Eu moro no centro de Almada desde os 8 anos e gosto muito de morar aqui, mas nasci num dos bairros mais fixes duma das cidades mais fixes do mundo: como costumo dizer a gozar com a minha própria pronúncia, sou “lexboeta de Camp d’Órique”!

Campo de Ourique é um bairro do final do século XIX e foi sempre um bairro de artistas, até tem uma rua onde os prédios foram feitos de propósito para ateliers de escultura e pintura, e os nomes de algumas ruas são os de artistas que foram famosos no século XIX. Agora pouca gente ouve falar deles, porque a geração que se lhes seguiu ficou mais famosa e o Modernismo acabou de os eclipsar completamente. No seu tempo estudaram no estrangeiro, foram mestres nas Belas Artes, foram professores particulares de príncipes e princesas e pintaram quadros para a Corte; agora são, para a maioria dos lisboetas, apenas nomes de ruas. É sobre eles que quero fazer hoje um post dedicado a quem estuda artes plásticas.

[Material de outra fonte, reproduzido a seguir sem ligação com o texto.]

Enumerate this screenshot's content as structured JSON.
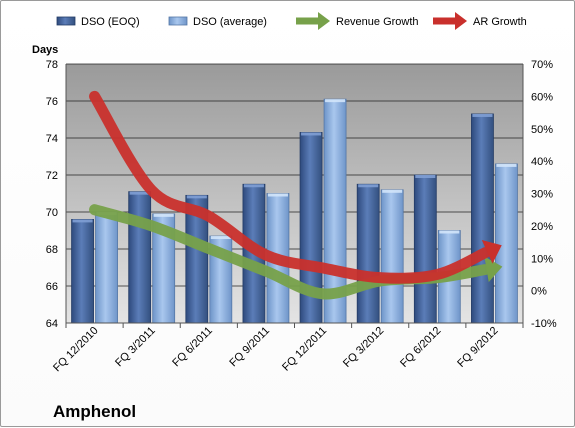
{
  "chart_data": {
    "type": "bar",
    "title": "",
    "company": "Amphenol",
    "ylabel": "Days",
    "ylim": [
      64,
      78
    ],
    "y_ticks": [
      64,
      66,
      68,
      70,
      72,
      74,
      76,
      78
    ],
    "y2lim": [
      -10,
      70
    ],
    "y2_ticks": [
      "-10%",
      "0%",
      "10%",
      "20%",
      "30%",
      "40%",
      "50%",
      "60%",
      "70%"
    ],
    "y2_tick_values": [
      -10,
      0,
      10,
      20,
      30,
      40,
      50,
      60,
      70
    ],
    "categories": [
      "FQ 12/2010",
      "FQ 3/2011",
      "FQ 6/2011",
      "FQ 9/2011",
      "FQ 12/2011",
      "FQ 3/2012",
      "FQ 6/2012",
      "FQ 9/2012"
    ],
    "series": [
      {
        "name": "DSO (EOQ)",
        "kind": "bar",
        "axis": "left",
        "color": "#4f6fa8",
        "values": [
          69.6,
          71.1,
          70.9,
          71.5,
          74.3,
          71.5,
          72.0,
          75.3
        ]
      },
      {
        "name": "DSO (average)",
        "kind": "bar",
        "axis": "left",
        "color": "#8fb4e3",
        "values": [
          70.0,
          69.9,
          68.7,
          71.0,
          76.1,
          71.2,
          69.0,
          72.6
        ]
      },
      {
        "name": "Revenue Growth",
        "kind": "line",
        "axis": "right",
        "color": "#77a14a",
        "values": [
          25,
          20,
          13,
          6,
          -1,
          3,
          4,
          7
        ]
      },
      {
        "name": "AR Growth",
        "kind": "line",
        "axis": "right",
        "color": "#c9302c",
        "values": [
          60,
          31,
          23,
          11,
          7,
          4,
          5,
          13
        ]
      }
    ],
    "grid": true,
    "legend_position": "top"
  }
}
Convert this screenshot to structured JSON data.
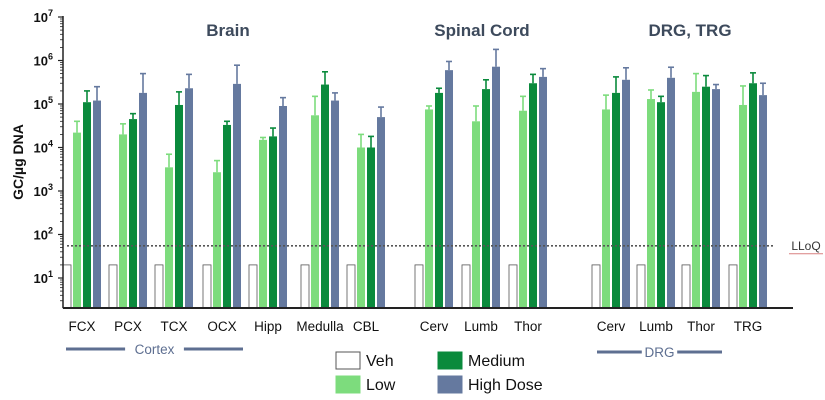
{
  "chart_data": {
    "type": "bar",
    "scale": "log",
    "ylabel": "GC/µg DNA",
    "ylim": [
      2,
      10000000
    ],
    "yticks": [
      {
        "value": 10,
        "base": "10",
        "exp": "1"
      },
      {
        "value": 100,
        "base": "10",
        "exp": "2"
      },
      {
        "value": 1000,
        "base": "10",
        "exp": "3"
      },
      {
        "value": 10000,
        "base": "10",
        "exp": "4"
      },
      {
        "value": 100000,
        "base": "10",
        "exp": "5"
      },
      {
        "value": 1000000,
        "base": "10",
        "exp": "6"
      },
      {
        "value": 10000000,
        "base": "10",
        "exp": "7"
      }
    ],
    "lloq": {
      "value": 55,
      "label": "LLoQ"
    },
    "sections": [
      {
        "title": "Brain",
        "categories": [
          "FCX",
          "PCX",
          "TCX",
          "OCX",
          "Hipp",
          "Medulla",
          "CBL"
        ]
      },
      {
        "title": "Spinal Cord",
        "categories": [
          "Cerv",
          "Lumb",
          "Thor"
        ]
      },
      {
        "title": "DRG, TRG",
        "categories": [
          "Cerv",
          "Lumb",
          "Thor",
          "TRG"
        ]
      }
    ],
    "brackets": [
      {
        "label": "Cortex",
        "spans": [
          "FCX",
          "OCX"
        ]
      },
      {
        "label": "DRG",
        "spans": [
          "Cerv",
          "Thor"
        ]
      }
    ],
    "categories": [
      "FCX",
      "PCX",
      "TCX",
      "OCX",
      "Hipp",
      "Medulla",
      "CBL",
      "Cerv",
      "Lumb",
      "Thor",
      "Cerv",
      "Lumb",
      "Thor",
      "TRG"
    ],
    "series": [
      {
        "name": "Veh",
        "color": "#ffffff",
        "stroke": "#555555",
        "values": [
          20,
          20,
          20,
          20,
          20,
          20,
          20,
          20,
          20,
          20,
          20,
          20,
          20,
          20
        ],
        "err_upper": [
          null,
          null,
          null,
          null,
          null,
          null,
          null,
          null,
          null,
          null,
          null,
          null,
          null,
          null
        ]
      },
      {
        "name": "Low",
        "color": "#7ddc7d",
        "stroke": "#7ddc7d",
        "values": [
          22000,
          20000,
          3500,
          2700,
          15000,
          55000,
          10000,
          75000,
          40000,
          70000,
          75000,
          130000,
          190000,
          95000
        ],
        "err_upper": [
          40000,
          35000,
          7000,
          5000,
          17000,
          150000,
          20000,
          90000,
          90000,
          150000,
          160000,
          210000,
          500000,
          260000
        ]
      },
      {
        "name": "Medium",
        "color": "#0a8a3c",
        "stroke": "#0a8a3c",
        "values": [
          110000,
          45000,
          95000,
          33000,
          18000,
          280000,
          10000,
          180000,
          220000,
          300000,
          180000,
          110000,
          250000,
          300000
        ],
        "err_upper": [
          200000,
          60000,
          190000,
          40000,
          28000,
          550000,
          18000,
          230000,
          360000,
          480000,
          420000,
          150000,
          450000,
          520000
        ]
      },
      {
        "name": "High Dose",
        "color": "#65799f",
        "stroke": "#65799f",
        "values": [
          120000,
          180000,
          230000,
          290000,
          90000,
          120000,
          50000,
          600000,
          720000,
          420000,
          360000,
          400000,
          220000,
          160000
        ],
        "err_upper": [
          250000,
          500000,
          480000,
          780000,
          140000,
          180000,
          85000,
          950000,
          1800000,
          650000,
          680000,
          700000,
          280000,
          300000
        ]
      }
    ],
    "legend": [
      {
        "name": "Veh",
        "color": "#ffffff",
        "stroke": "#555555"
      },
      {
        "name": "Medium",
        "color": "#0a8a3c",
        "stroke": "#0a8a3c"
      },
      {
        "name": "Low",
        "color": "#7ddc7d",
        "stroke": "#7ddc7d"
      },
      {
        "name": "High Dose",
        "color": "#65799f",
        "stroke": "#65799f"
      }
    ],
    "colors": {
      "axis": "#222222",
      "title": "#3d4a5c",
      "bracket": "#5e6f91",
      "lloq_line": "#555555",
      "error": "#7f8a9e"
    }
  }
}
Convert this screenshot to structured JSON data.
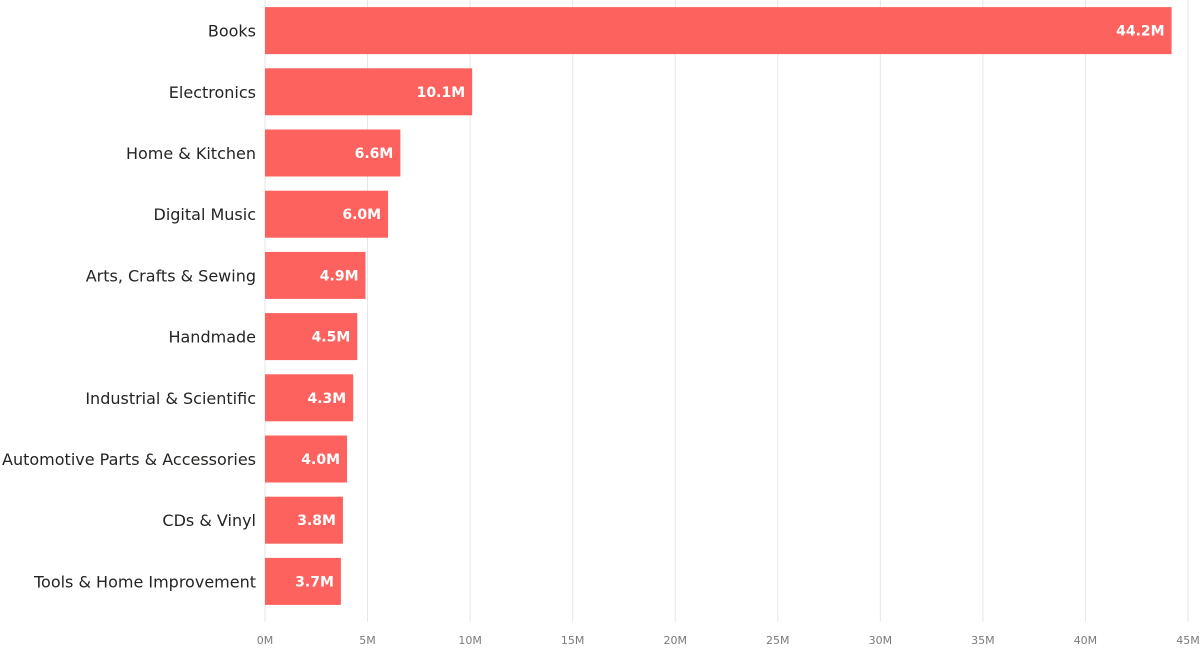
{
  "chart_data": {
    "type": "bar",
    "orientation": "horizontal",
    "categories": [
      "Books",
      "Electronics",
      "Home & Kitchen",
      "Digital Music",
      "Arts, Crafts & Sewing",
      "Handmade",
      "Industrial & Scientific",
      "Automotive Parts & Accessories",
      "CDs & Vinyl",
      "Tools & Home Improvement"
    ],
    "values": [
      44.2,
      10.1,
      6.6,
      6.0,
      4.9,
      4.5,
      4.3,
      4.0,
      3.8,
      3.7
    ],
    "value_unit": "M",
    "data_labels": [
      "44.2M",
      "10.1M",
      "6.6M",
      "6.0M",
      "4.9M",
      "4.5M",
      "4.3M",
      "4.0M",
      "3.8M",
      "3.7M"
    ],
    "xlim": [
      0,
      45
    ],
    "x_ticks": [
      0,
      5,
      10,
      15,
      20,
      25,
      30,
      35,
      40,
      45
    ],
    "x_tick_labels": [
      "0M",
      "5M",
      "10M",
      "15M",
      "20M",
      "25M",
      "30M",
      "35M",
      "40M",
      "45M"
    ],
    "grid": "vertical",
    "legend": "none",
    "colors": {
      "bar": "#FD625E",
      "bar_label": "#FFFFFF",
      "gridline": "#E6E6E6",
      "category_text": "#252423",
      "tick_text": "#7A7A7A"
    }
  }
}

Domingos Sequeira (1768-1837) foi criado na Casa Pia, estudou na Academia Portuguesa em Roma, foi pintor da Corte e professor de princesas e trabalhou nas pinturas do Palácio da Ajuda. Tomás da Anunciação (1818-1879) estudou na Academia de Belas Artes de Lisboa e foi lá depois professor de Malhoa e Silva Porto. Francisco Metrass (1825.1861) estudou também na Academia de Belas Artes de Lisboa e ainda em Roma e Paris e depois de uns anos de anonimato acabou por ser muito apreciado, inclusivé pelo rei D. Fernando II, marido de D. Maria II (o responsável pela existência do Palácio da Pena) e por ser professor de pintura histórica na Academia de Belas Artes de Lisboa.

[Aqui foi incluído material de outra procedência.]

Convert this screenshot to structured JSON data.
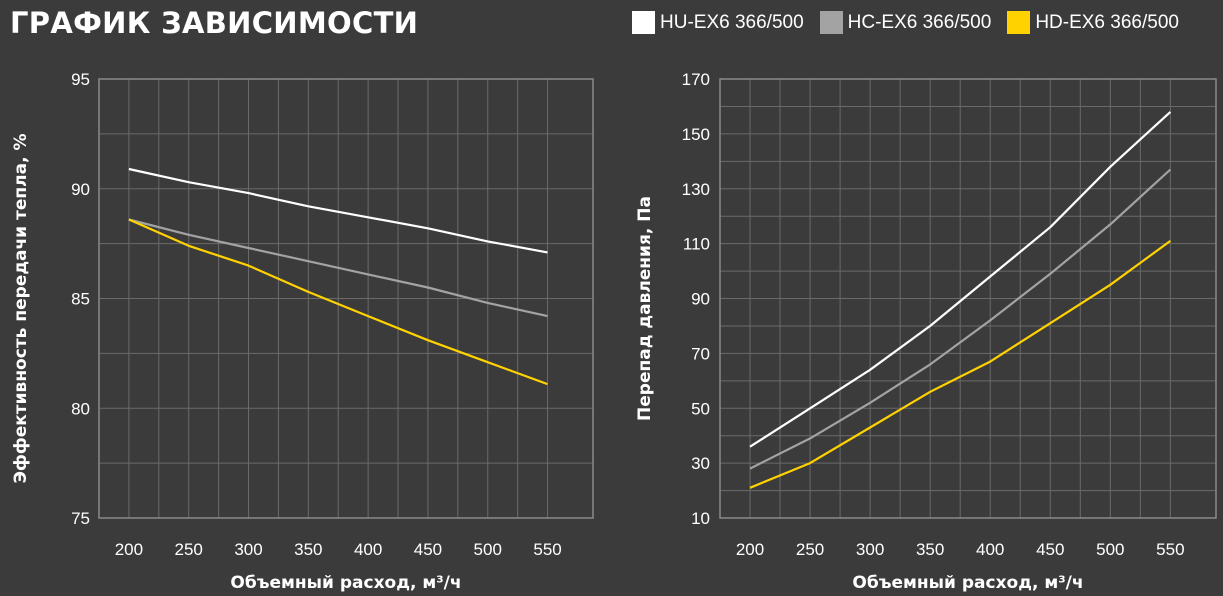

Vale a pena conhecer estes pintores? Sim, por três razões:

  1. quanto mais imagens encherem a nossa cabeça mais material temos com que trabalhar para criar imagens novas. A criatividade não é apenas imaginação, é retrabalhar tudo o que se aprendeu, é reciclar tudo o que existe e dar-lhe uma nova forma

  2. estes pintores tinham um desenho bastante narrativo, por isso desenhar e pintar a partir deles é muito útil para quem quer fazer banda desenhada ou ilustração

  3. a composição cromática de alguns quadros desta época é muito boa para aprendermos a abstrair-nos da forma e ver só a cor

Comecemos pelo desenho. Temos aqui uma vista da Amora e do rio Tejo, por Tomás da Anunciação. (Reconhecem sem os prédios, pessoal da Margem Sul?).

E aqui uma sugestão minha de desenho, suprimindo as personagens e reduzindo os valores a branco, preto e cinzento.

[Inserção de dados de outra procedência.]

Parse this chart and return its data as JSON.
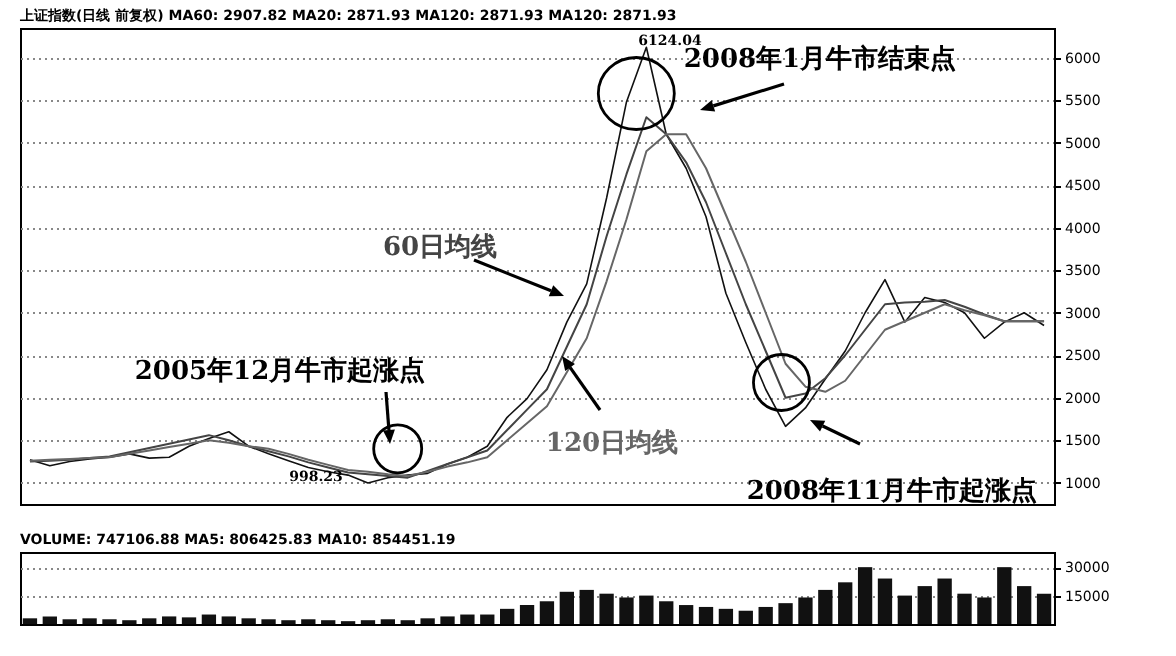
{
  "chart_data": [
    {
      "type": "line",
      "title": "上证指数(日线 前复权) MA60: 2907.82 MA20: 2871.93 MA120: 2871.93 MA120: 2871.93",
      "categories": [
        null,
        null,
        null,
        null,
        null,
        null,
        null,
        null,
        null,
        null,
        null,
        null,
        null,
        null,
        null,
        null,
        null,
        null,
        null,
        null,
        null,
        null,
        null,
        null,
        null,
        null,
        null,
        null,
        null,
        null,
        null,
        null,
        null,
        null,
        null,
        null,
        null,
        null,
        null,
        null,
        null,
        null,
        null,
        null,
        null,
        null,
        null,
        null,
        null,
        null,
        null,
        null
      ],
      "series": [
        {
          "color": "#111111",
          "values": [
            1270,
            1200,
            1250,
            1280,
            1300,
            1340,
            1290,
            1300,
            1430,
            1520,
            1600,
            1430,
            1340,
            1260,
            1180,
            1130,
            1090,
            998.23,
            1060,
            1090,
            1110,
            1220,
            1300,
            1430,
            1770,
            1990,
            2330,
            2890,
            3340,
            4350,
            5480,
            6124.04,
            5100,
            4700,
            4130,
            3230,
            2650,
            2100,
            1664,
            1880,
            2220,
            2550,
            3000,
            3390,
            2890,
            3180,
            3120,
            3000,
            2700,
            2890,
            3000,
            2850
          ]
        },
        {
          "name": "60日均线",
          "color": "#444444",
          "values": [
            1250,
            1260,
            1270,
            1290,
            1310,
            1360,
            1410,
            1460,
            1510,
            1560,
            1500,
            1430,
            1370,
            1310,
            1240,
            1180,
            1120,
            1100,
            1080,
            1060,
            1140,
            1220,
            1300,
            1380,
            1620,
            1860,
            2100,
            2600,
            3100,
            3900,
            4630,
            5300,
            5100,
            4770,
            4300,
            3700,
            3100,
            2550,
            2000,
            2050,
            2230,
            2500,
            2800,
            3100,
            3120,
            3130,
            3150,
            3070,
            2980,
            2900,
            2900,
            2900
          ]
        },
        {
          "name": "120日均线",
          "color": "#666666",
          "values": [
            1260,
            1270,
            1280,
            1290,
            1300,
            1340,
            1380,
            1420,
            1460,
            1500,
            1470,
            1430,
            1400,
            1340,
            1270,
            1210,
            1150,
            1130,
            1100,
            1080,
            1130,
            1190,
            1240,
            1300,
            1500,
            1700,
            1900,
            2300,
            2700,
            3370,
            4100,
            4900,
            5100,
            5100,
            4700,
            4150,
            3600,
            3000,
            2400,
            2130,
            2070,
            2200,
            2500,
            2800,
            2900,
            3000,
            3100,
            3030,
            2970,
            2900,
            2900,
            2900
          ]
        }
      ],
      "ylim": [
        750,
        6350
      ],
      "yticks": [
        1000,
        1500,
        2000,
        2500,
        3000,
        3500,
        4000,
        4500,
        5000,
        5500,
        6000
      ],
      "grid": "y",
      "tick_labels": "y",
      "annotations": [
        "6124.04",
        "998.23",
        "2008年1月牛市结束点",
        "2005年12月牛市起涨点",
        "2008年11月牛市起涨点"
      ]
    },
    {
      "type": "bar",
      "title": "VOLUME: 747106.88 MA5: 806425.83 MA10: 854451.19",
      "categories": [
        null,
        null,
        null,
        null,
        null,
        null,
        null,
        null,
        null,
        null,
        null,
        null,
        null,
        null,
        null,
        null,
        null,
        null,
        null,
        null,
        null,
        null,
        null,
        null,
        null,
        null,
        null,
        null,
        null,
        null,
        null,
        null,
        null,
        null,
        null,
        null,
        null,
        null,
        null,
        null,
        null,
        null,
        null,
        null,
        null,
        null,
        null,
        null,
        null,
        null,
        null,
        null
      ],
      "values": [
        3000,
        4000,
        2500,
        3000,
        2500,
        2000,
        3000,
        4000,
        3500,
        5000,
        4000,
        3000,
        2500,
        2000,
        2500,
        2000,
        1500,
        2000,
        2500,
        2000,
        3000,
        4000,
        5000,
        5000,
        8000,
        10000,
        12000,
        17000,
        18000,
        16000,
        14000,
        15000,
        12000,
        10000,
        9000,
        8000,
        7000,
        9000,
        11000,
        14000,
        18000,
        22000,
        30000,
        24000,
        15000,
        20000,
        24000,
        16000,
        14000,
        30000,
        20000,
        16000
      ],
      "color": "#111111",
      "ylim": [
        0,
        38000
      ],
      "yticks": [
        15000,
        30000
      ],
      "grid": "y",
      "tick_labels": "y"
    }
  ]
}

Esta é a primeira fase do desenho...

... e esta é a segunda, em que acentuei os negros.

É um excelente exercício para aprender a não fazer tudo do mesmo valor lumínico e a suprimir o que interessa menos. E é mais fácil de fazer a partir dum quadro como este que de uma fotografia ou, mais difícil ainda, do real, daí que seja óptimo para principiantes.

Agora outro quadro de Tomás da Anunciação, desta vez uma vista da Penha de França.

A minha sugestão é uma versão colorida da anterior: reduzir as cores à sua expressão mais simples, mantendo a ideia de claro-escuro e a separação clara dos planos.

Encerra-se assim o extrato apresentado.